What Is Form T: Equity Trade Reporting Form?

Form T is an electronic form that FINRA requires brokers to use for reporting equity trades executed outside of normal market hours. Form T trades occur during extended hours, before the market opens and after it closes. Form T must also be used to submit last sale reports of over-the-counter (OTC) transactions in equity securities, for which electronic submission is not possible. The objective of the Form T report is to maintain market transparency and integrity.

Who Can File Form T: Equity Trade Reporting Form?

Investors executing trades in extended hours, as well as those trading in over-the-counter securities that aren't electronically reportable, are required to file Form T. Trading during extended hours allows investors to react quickly to events that typically occur outside regular market hours, such as earnings reports. However, liquidity may be constrained during such Form T trading, resulting in wide bid-ask spreads. The growing popularity of electronic communication networks means that Form T trading and filings are bound to continue increasing.

Form T trading is especially suited for overseas investors since they may conduct the bulk of their U.S. trading when their markets are open but U.S. markets are closed.

Form T Guidelines

In July 2011, FINRA announced a new Form T submission process, which is still in effect:

"FINRA reminds firms of their obligation to submit to FINRA on the Form T Equity Trade Reporting Form, as soon as practicable, last sale reports of over-the-counter (OTC) transactions in equity securities for which electronic submission is not possible. In addition, FINRA is announcing a new process for the electronic submission of the Form T."

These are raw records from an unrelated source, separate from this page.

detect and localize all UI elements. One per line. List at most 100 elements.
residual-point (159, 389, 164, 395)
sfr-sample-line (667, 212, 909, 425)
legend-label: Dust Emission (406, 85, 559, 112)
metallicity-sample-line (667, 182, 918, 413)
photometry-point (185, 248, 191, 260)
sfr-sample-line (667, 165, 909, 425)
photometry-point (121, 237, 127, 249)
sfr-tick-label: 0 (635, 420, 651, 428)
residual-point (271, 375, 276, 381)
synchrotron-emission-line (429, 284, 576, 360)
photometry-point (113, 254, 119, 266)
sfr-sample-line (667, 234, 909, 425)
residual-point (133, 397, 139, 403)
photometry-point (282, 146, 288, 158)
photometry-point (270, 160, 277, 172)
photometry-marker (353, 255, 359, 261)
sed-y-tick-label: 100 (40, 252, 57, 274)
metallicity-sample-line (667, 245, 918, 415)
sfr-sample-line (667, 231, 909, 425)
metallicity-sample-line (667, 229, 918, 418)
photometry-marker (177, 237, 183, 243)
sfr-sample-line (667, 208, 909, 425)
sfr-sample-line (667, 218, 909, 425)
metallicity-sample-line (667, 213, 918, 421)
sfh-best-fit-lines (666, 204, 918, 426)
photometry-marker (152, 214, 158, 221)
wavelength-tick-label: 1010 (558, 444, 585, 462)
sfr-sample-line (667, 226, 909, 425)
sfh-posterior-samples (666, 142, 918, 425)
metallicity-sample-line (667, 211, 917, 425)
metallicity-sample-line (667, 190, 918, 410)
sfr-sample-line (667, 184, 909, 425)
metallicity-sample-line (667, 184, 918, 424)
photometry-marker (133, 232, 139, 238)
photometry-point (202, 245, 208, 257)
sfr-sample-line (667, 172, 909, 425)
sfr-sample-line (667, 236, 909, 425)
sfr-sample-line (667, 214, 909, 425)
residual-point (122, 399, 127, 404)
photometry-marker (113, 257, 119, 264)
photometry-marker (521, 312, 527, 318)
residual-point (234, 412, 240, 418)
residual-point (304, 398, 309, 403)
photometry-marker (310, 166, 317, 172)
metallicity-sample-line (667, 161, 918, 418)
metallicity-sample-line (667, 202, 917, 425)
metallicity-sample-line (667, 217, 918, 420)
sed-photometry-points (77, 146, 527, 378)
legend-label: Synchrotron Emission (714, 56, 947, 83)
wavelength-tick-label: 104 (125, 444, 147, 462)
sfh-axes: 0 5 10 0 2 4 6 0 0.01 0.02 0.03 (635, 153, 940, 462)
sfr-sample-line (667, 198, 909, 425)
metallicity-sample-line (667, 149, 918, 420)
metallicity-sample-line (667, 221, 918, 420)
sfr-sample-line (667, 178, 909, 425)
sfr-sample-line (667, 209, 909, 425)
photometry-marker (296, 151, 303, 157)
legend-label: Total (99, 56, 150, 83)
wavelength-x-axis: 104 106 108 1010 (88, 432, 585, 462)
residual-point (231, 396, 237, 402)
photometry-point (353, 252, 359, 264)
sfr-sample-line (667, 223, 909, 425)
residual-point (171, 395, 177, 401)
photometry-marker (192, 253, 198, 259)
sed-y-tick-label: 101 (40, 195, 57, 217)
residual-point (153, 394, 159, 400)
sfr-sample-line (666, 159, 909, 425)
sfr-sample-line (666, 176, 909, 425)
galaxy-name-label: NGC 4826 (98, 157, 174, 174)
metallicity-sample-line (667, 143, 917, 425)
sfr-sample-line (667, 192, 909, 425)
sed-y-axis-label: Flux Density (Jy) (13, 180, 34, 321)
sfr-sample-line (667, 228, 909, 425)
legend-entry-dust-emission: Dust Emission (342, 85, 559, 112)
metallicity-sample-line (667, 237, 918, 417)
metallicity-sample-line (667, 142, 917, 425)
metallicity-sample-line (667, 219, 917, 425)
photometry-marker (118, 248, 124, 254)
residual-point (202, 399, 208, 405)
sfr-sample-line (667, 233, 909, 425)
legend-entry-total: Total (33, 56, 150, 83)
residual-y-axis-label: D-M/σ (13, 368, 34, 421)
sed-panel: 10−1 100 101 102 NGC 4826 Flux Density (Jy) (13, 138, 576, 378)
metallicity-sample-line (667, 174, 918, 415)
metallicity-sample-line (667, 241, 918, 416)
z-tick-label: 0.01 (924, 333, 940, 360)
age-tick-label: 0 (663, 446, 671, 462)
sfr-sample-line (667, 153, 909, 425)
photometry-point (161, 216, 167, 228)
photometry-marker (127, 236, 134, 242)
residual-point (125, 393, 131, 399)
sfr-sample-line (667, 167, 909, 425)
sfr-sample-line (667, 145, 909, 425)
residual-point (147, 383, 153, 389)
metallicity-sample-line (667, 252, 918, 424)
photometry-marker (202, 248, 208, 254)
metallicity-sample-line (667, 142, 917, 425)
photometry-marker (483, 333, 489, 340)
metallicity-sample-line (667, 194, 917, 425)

Form T Filings: Some Lessons

In the OTC market, Form T trades are mostly the result of accumulated buys or sells handled on a not held basis by block desks, otherwise known as 'late prints.' They have nothing to do with short-selling. Large blocks of shares may not all be sold in a single day, so a broker or market maker would file a Form T for the remainder of shares listed at the average price that day's shares sold for as if they all had sold. If all the shares had sold in that one session, the transaction would have been recorded normally.

And investor sometimes can tell if a Form T transaction is by a buyer or seller by looking at the price the trades were entered at. If entered at the lower end of the day's range and the shares were under pressure, it's likely a seller. If entered at the high end of the range, and shares were surging, it's likely from a buyer.

How to File Form T: Equity Trade Reporting Form

Form T is filed using a filing portal, FINRA's Firm Gateway. FINRA explains: "Through the Firm Gateway, in addition to creating and submitting Form T filings electronically, firms will be able to view, edit, and delete draft filings, as well as view previously submitted filings. Firms will be required to continue providing trade details on an Excel spreadsheet as part of the Form T submission. Previously, Form T submissions were done by email, and before email, via paper (email submissions were still called 'Paper Form T')."

Download Form T: Equity Trade Reporting Form

Here is a link to access Form T: Equity Trade Reporting Form.

Key Takeaways

  • Form T is used for reporting equity trades executed outside of normal market hours.
  • Form T is also used to submit last sale reports of OTC transactions in equity securities, for which electronic submission is not possible.
  • The objective of the Form T report is to maintain market transparency and integrity.